Correspondant à Moscou
La dimension symbolique de la frappe ukrainienne vendredi contre le quartier général de la flotte russe de la Mer noire à Sébastopol pourrait prendre une nouvelle ampleur avec l’annonce par les Ukrainiens de la mort de son chef, l’amiral Viktor Sokolov. Cette information n’a pas été confirmée par les autorités russes. Il s’agirait du plus haut gradé parmi les officiers généraux tués depuis le début de l’invasion de l’Ukraine, en février 2022. Six généraux russes ont péri au combat, selon un chiffre fourni par le député Andreï Gouroulev, lui-même ancien officier général.
Selon Kiev, la frappe intervenue vendredi à Sébastopol s’est déroulée au cours d’une «réunion de dirigeants de la marine russe», auquel participait donc l’amiral Sokolov. Âgé de 61 ans, né en Moldavie, celui-ci avait été nommé à tête de la flotte de la mer Noire en septembre dernier. Des sources occidentales affirment qu’il aurait personnellement décidé des frappes sur des sites civils en Ukraine, le rendant passible de poursuites pour crimes de guerre.
Diplômé de l’École navale supérieure Frounzé, l’Amiral Sokolov a commencé sa carrière sur des navires lance-torpilles et dragueurs de mines avant d’occuper de hauts postes au sein de la flotte du Pacifique où il passera quinze ans. En 2013, il est nommé commandant adjoint de la flotte du Nord. C’est à ce titre qu’il a dirigé une campagne de combat en Méditerranée, au large de la Syrie, où était engagé un détachement de navires de la flotte du Nord, parmi lesquels le seul porte-avions russe, l’«Amiral Kouznetsov», victime de plusieurs avaries.
Le 10 août 2022, par décret du ministre russe de la Défense, il est nommé commandant par intérim de la flotte de la mer noire, succédant à l’amiral Igor Ossipov. En septembre suivant, il est nommé commandant de cette flotte et reçoit ses étoiles d’Amiral en mars dernier. L’attaque ukrainienne qui a conduit à sa mort, en même temps que celle de ses plus proches collaborateurs, suppose un haut niveau de renseignement et porte un coup psychologique sérieux aux défenseurs russes de la péninsule annexée, ciblée en permanence par des attaques de drones et de missiles.

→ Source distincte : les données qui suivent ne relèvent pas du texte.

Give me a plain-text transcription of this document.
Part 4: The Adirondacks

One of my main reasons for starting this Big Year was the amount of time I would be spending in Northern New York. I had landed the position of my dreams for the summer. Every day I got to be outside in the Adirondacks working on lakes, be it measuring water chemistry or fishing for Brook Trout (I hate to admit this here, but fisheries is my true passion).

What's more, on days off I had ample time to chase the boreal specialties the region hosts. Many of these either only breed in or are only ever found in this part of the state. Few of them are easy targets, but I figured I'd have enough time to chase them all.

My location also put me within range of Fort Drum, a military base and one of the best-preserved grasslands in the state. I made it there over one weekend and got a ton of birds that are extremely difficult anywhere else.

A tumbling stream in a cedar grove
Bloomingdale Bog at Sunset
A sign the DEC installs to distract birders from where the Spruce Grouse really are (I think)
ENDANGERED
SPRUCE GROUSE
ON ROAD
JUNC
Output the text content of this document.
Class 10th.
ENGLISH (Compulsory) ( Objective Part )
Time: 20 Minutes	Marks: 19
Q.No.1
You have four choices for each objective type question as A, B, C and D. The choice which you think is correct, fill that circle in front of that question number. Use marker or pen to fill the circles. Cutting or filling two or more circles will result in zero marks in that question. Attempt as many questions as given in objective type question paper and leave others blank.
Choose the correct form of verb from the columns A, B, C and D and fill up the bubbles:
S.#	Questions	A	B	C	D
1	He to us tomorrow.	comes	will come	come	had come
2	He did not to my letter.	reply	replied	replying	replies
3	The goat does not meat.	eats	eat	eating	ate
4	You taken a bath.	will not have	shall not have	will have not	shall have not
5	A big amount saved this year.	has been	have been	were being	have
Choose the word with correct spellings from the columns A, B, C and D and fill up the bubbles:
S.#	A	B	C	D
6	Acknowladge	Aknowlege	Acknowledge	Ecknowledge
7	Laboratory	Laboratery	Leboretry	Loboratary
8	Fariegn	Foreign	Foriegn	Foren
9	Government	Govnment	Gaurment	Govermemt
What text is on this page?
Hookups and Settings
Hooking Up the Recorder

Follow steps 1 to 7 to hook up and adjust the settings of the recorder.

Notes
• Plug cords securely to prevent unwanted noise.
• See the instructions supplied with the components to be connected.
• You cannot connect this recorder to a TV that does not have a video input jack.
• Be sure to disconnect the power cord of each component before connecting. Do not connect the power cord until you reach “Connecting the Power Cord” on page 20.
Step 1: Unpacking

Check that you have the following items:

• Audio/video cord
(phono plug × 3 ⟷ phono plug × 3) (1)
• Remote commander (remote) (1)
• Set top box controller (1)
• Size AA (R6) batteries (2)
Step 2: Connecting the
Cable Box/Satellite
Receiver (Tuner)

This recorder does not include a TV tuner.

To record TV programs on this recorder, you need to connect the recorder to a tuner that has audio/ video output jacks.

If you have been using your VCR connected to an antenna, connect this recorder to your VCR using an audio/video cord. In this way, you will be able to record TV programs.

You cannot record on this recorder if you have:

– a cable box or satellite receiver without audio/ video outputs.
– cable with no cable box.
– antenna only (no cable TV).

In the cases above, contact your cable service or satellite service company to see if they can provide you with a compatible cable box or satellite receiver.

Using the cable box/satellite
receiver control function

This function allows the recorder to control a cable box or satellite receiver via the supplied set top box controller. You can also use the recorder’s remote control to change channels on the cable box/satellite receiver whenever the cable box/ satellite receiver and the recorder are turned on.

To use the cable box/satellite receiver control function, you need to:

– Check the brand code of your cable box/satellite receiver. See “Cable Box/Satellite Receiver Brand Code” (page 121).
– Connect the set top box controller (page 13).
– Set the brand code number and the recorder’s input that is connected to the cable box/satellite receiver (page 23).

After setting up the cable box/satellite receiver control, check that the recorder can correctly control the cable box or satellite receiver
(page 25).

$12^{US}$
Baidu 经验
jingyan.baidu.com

Un chantier naval militaire, tout proche du bâtiment de l’état-major de Sébastopol, avait été frappé il y a dix jours et il y avait eu vingt-quatre blessés. Il est peu probable que de telles attaques changent radicalement la donne militaire en Crimée que les Ukrainiens se sont promis de reconquérir. De solides lignes de défense ont été établies par les Russes. Mais la dimension psychologique de la mort de l’amiral Sokolov serait considérable, pour le moral de l’armée ainsi que pour la population de la péninsule qui vit en permanence en scrutant les menaces venues du ciel.